A member of the International Council of the Museum of Modern Art, ArtTable, and the American Crafts Council, Stroud was a recipient of Maine’s Skowhegan Governor’s Award for outstanding service to art and artists. Among her other contributions to the art world, Stroud was a trustee at the Philadelphia Museum of Art, as well as chair of its prints, drawings, and photographs committee.
“She was of enormous importance for us in contemporary art, and for support of our work in that area,” Philadelphia Museum of Art director Timothy Rub told the Inquirer. “She was a donor of many fine works and, from time to time, of funds to acquire things we did not have the resources to acquire ourselves. Over the last 20 to 30 years, she had a really significant impact.”

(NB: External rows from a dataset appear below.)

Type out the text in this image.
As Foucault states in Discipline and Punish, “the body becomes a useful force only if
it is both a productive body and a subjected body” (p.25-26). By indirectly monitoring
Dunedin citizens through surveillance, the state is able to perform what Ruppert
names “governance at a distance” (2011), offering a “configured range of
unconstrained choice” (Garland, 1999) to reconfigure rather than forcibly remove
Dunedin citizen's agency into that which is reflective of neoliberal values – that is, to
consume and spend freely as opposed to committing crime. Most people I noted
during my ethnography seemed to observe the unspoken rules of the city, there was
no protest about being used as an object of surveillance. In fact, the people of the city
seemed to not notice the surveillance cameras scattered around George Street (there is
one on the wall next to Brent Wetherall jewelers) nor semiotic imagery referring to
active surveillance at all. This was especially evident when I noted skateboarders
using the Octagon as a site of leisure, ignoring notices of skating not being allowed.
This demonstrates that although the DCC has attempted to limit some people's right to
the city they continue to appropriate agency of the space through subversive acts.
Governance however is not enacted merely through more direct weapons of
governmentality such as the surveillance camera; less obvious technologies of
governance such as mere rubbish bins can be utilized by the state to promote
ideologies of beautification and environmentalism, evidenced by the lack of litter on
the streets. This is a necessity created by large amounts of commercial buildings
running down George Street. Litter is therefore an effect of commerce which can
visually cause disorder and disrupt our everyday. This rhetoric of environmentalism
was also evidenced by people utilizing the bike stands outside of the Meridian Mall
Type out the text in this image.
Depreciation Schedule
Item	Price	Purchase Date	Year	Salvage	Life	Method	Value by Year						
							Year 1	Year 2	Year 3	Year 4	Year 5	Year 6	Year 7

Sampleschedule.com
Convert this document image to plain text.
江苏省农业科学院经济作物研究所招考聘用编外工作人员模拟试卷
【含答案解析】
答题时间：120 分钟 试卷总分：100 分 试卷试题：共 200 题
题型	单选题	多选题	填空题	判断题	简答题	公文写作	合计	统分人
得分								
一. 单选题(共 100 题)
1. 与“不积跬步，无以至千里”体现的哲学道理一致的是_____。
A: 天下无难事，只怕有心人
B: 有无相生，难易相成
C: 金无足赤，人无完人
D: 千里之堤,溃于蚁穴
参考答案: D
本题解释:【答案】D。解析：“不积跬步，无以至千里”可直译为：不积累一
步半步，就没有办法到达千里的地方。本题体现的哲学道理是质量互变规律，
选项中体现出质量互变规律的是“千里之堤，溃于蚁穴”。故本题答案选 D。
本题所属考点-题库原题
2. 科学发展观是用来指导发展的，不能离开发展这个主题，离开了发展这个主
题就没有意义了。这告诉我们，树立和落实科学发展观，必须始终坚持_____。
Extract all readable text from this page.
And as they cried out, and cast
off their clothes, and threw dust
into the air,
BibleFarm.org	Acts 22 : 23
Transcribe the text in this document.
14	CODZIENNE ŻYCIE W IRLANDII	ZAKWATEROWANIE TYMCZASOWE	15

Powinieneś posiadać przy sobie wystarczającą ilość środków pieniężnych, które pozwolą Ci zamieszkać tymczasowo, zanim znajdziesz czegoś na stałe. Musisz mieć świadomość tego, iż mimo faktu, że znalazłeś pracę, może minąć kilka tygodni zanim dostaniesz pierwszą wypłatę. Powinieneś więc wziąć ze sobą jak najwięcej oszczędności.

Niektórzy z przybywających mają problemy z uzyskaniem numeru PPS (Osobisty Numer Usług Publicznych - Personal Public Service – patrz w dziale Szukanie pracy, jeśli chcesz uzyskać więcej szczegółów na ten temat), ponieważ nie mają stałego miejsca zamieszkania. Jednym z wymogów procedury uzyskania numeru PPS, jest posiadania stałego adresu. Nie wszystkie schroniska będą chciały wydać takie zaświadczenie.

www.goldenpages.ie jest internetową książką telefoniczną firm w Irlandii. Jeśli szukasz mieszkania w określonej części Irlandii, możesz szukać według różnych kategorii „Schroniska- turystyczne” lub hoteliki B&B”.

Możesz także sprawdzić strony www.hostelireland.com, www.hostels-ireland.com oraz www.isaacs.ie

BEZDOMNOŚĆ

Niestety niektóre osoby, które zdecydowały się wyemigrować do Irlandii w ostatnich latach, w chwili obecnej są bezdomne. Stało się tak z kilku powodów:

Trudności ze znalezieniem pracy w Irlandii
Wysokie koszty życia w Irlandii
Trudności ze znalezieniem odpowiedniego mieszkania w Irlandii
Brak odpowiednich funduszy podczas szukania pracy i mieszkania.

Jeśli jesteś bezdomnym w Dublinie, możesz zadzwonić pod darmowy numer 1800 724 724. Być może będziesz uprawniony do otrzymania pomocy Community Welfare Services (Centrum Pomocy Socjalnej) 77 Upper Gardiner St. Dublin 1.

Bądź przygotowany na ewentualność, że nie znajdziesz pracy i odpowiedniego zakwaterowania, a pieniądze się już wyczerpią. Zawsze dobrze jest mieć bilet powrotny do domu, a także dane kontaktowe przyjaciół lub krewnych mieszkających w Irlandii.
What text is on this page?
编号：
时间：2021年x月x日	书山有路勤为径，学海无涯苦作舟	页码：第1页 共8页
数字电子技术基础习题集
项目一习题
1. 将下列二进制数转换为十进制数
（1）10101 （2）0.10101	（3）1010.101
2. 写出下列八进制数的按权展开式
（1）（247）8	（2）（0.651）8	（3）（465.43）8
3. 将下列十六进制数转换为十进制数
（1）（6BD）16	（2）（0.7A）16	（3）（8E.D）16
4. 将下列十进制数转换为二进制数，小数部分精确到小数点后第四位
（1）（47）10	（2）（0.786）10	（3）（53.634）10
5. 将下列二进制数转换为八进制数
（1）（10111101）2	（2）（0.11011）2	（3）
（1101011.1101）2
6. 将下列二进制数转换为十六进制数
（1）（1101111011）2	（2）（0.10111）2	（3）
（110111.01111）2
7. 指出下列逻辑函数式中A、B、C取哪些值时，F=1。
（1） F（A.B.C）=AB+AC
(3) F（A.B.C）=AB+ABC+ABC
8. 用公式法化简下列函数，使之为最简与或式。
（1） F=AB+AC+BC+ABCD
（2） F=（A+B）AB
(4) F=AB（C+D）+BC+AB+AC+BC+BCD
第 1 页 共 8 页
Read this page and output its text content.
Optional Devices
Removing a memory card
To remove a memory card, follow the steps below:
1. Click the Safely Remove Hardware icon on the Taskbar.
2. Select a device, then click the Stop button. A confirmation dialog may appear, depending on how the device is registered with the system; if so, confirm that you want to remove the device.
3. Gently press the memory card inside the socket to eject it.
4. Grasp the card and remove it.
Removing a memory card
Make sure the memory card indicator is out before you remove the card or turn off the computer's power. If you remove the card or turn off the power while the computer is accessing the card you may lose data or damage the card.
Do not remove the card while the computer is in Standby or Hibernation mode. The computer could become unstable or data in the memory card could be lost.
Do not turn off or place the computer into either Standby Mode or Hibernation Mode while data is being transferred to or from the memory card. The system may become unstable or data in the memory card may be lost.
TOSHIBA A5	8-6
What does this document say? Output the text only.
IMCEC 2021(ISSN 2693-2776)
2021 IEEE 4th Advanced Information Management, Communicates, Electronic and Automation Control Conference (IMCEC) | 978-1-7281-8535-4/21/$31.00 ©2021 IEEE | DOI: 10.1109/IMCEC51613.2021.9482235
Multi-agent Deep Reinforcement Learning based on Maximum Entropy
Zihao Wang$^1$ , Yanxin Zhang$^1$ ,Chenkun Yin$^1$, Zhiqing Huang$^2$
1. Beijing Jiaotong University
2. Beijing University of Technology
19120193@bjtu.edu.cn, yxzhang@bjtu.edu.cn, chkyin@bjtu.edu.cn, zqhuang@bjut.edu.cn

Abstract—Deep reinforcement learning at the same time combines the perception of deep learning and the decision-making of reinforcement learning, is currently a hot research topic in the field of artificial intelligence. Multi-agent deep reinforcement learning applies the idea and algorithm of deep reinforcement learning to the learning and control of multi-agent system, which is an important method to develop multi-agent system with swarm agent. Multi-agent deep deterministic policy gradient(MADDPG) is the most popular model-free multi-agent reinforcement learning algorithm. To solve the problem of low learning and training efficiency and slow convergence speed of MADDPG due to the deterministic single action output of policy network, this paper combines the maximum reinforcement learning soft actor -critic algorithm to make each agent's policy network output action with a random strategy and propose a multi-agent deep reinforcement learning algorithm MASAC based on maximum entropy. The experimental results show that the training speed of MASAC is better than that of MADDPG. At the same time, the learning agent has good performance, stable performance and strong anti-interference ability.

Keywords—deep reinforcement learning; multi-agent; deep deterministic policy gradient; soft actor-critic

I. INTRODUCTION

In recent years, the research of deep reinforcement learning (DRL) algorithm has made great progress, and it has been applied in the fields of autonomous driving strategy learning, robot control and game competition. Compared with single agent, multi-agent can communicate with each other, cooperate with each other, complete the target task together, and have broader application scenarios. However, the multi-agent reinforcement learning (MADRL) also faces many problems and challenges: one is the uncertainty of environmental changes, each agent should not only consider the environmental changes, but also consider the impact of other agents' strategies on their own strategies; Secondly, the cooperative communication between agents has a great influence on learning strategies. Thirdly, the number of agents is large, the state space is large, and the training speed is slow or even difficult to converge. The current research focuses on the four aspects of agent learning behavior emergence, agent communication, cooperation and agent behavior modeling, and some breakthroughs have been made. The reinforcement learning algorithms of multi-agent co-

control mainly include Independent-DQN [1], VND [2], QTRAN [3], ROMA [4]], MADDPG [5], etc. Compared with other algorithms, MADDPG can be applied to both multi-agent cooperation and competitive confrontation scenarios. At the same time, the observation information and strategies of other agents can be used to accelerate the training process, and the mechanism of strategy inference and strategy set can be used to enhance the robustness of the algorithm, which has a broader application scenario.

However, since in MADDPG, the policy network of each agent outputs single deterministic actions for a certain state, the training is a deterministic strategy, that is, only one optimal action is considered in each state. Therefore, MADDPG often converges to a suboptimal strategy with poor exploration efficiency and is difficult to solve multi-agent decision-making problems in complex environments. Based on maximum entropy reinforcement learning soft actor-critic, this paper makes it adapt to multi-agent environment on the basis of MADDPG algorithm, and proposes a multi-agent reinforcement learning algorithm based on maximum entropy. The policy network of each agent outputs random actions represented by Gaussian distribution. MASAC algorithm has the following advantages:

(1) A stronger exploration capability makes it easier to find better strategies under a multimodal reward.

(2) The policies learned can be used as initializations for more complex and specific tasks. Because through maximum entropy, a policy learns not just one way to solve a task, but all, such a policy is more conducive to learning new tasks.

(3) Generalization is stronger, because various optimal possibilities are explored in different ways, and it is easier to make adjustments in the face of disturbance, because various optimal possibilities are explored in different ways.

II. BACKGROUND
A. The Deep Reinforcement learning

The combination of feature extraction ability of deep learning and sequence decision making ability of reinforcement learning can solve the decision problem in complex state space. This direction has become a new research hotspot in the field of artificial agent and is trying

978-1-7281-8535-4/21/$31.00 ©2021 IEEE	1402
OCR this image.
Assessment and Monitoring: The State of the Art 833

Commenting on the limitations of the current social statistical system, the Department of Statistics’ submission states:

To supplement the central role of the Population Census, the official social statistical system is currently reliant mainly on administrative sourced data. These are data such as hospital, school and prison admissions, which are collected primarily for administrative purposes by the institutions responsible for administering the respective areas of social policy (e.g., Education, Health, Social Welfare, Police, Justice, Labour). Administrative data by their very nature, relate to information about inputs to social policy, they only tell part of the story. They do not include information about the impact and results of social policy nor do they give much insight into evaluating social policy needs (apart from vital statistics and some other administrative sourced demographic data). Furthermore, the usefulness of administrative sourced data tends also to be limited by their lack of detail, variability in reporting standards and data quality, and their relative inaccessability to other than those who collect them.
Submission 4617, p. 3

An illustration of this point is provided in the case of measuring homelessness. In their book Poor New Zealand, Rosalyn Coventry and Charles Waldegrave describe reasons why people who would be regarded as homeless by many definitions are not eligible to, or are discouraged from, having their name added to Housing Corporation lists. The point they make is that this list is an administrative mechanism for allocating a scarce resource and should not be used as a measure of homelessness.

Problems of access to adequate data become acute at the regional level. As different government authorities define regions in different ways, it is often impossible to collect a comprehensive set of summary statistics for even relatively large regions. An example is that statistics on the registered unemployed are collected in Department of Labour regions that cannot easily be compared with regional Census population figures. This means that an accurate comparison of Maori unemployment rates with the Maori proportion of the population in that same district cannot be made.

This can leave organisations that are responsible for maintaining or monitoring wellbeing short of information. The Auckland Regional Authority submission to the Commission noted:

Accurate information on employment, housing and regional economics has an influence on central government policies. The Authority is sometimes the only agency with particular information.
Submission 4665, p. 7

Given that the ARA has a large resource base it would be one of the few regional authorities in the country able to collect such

“A true original, Kippy will be remembered for her spirit, generosity and lasting contributions to so many in the contemporary art world,” wrote the trustees and staff of the Whitney Museum of American Art in an obituary in the New York Times.
It was Stroud’s committment to foster the arts that made her such a “tremendous friend,” noted Gross. “She was very much connected to whatever you were doing from the beginning. She got behind these people in their life and in their work.”
Stroud’s cousin, former Montclair Art Museum director Patterson Sims, praised the late philanthropist’s “huge heart, a brilliant business mind, formidable organizational skills, and boundless energy and vision,” in the Inquirer. “It was all packaged in an utterly complex and layered personality that seldom, if ever, could acknowledge or be thanked for what she did for others; what experiences, programs, exhibitions, and publications she made happen; or for the myriad friendships that flowered through her extraordinary largesse.”